What to Expect from the FOMC This Week?

Posted Sunday, October 27, 2019 by
Rowan Crosby • 1 min read

Given the current state of the US economy, it appears the odds are high that we will be seeing another US rate cut this week.

The FOMC has already cut US rates at its last two meeting and experts believe it will be happening again this week when the committee meets.

There are a few reasons for this that we should first consider.

The first one is of course inflation. To me, this is an interesting metric. As it stands, inflation in the US is sitting at 2.8%. That is above their target rate of 2.0%.

That said we have seen signs of it weakening recently and that won’t be something the FOMC would want.
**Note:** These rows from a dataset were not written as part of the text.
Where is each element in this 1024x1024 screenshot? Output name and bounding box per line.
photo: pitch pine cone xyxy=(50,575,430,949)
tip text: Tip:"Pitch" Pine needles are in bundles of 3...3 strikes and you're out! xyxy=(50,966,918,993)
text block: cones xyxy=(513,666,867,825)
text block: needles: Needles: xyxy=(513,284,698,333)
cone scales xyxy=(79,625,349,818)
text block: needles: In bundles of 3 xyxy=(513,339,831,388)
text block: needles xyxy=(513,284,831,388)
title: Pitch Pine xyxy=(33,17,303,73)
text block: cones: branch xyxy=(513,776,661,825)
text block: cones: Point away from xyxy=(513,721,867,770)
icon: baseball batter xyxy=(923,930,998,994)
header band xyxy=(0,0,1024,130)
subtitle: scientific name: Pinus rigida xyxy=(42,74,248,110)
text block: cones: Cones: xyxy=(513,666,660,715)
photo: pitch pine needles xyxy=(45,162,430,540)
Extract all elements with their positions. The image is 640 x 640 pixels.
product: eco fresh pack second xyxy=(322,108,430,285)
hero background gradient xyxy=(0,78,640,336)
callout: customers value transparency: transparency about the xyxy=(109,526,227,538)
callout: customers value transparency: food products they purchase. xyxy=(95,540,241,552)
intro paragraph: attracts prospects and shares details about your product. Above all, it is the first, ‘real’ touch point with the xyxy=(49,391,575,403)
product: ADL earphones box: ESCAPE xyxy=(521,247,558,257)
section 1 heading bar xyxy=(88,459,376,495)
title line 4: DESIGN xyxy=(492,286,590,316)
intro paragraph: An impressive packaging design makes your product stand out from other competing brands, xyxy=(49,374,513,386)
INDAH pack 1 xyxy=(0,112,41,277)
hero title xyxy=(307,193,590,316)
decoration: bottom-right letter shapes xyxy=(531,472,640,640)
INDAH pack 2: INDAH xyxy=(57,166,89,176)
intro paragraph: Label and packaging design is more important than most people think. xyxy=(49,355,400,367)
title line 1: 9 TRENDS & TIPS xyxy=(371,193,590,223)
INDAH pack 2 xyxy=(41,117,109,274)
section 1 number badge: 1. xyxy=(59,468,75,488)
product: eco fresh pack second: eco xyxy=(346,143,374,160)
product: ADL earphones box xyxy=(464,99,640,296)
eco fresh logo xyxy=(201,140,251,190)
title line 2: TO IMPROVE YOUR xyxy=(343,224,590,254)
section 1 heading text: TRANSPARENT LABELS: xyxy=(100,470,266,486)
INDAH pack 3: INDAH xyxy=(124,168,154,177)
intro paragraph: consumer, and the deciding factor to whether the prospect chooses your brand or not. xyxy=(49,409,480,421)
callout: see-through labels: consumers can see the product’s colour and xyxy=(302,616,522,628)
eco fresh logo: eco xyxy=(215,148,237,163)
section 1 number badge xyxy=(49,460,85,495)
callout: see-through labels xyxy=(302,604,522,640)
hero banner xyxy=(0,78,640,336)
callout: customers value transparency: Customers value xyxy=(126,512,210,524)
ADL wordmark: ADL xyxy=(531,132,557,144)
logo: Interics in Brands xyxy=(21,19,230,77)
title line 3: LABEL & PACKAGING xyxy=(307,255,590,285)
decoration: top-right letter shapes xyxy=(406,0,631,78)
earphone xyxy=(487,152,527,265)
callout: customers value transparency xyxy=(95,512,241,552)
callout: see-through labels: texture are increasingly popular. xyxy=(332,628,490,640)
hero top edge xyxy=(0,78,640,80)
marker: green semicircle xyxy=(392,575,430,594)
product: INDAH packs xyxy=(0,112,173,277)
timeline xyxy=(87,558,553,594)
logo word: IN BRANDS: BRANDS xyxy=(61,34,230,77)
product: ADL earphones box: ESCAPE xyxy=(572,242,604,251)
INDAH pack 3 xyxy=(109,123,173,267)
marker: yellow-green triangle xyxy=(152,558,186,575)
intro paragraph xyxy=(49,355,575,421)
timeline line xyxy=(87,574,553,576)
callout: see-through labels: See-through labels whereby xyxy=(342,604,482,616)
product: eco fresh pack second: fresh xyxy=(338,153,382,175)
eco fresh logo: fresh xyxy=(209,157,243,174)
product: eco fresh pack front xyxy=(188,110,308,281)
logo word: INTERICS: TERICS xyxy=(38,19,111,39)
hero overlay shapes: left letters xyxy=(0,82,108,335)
But given that it is relatively healthy compared to its target makes for an interesting debate.

At the same time jobs growth, which many would say is a leading indicator appears to be slowing as well.

But at the same time, the unemployment rate is at 3.5%. Incredibly low by historic standards.

So why exactly are the FOMC looking to cut?

Well, the big fear is that we could see a US recession next year. Or at least falling GDP growth. GDP growth has probably been one of the key metrics that hasn’t impressed.

It is still sitting at healthy levels, but many economists are expecting it to fall in 2020.

The US is far from recession level in my opinion, but in terms of the numbers, they would want to see this number growing QoQ. A recession is technically two consecutive periods of negative economic growth.

So that would be a key reason for a further cut. 

But in truth, things in the US are not going too badly, notwithstanding the US-China trade wars and the political turmoil of course.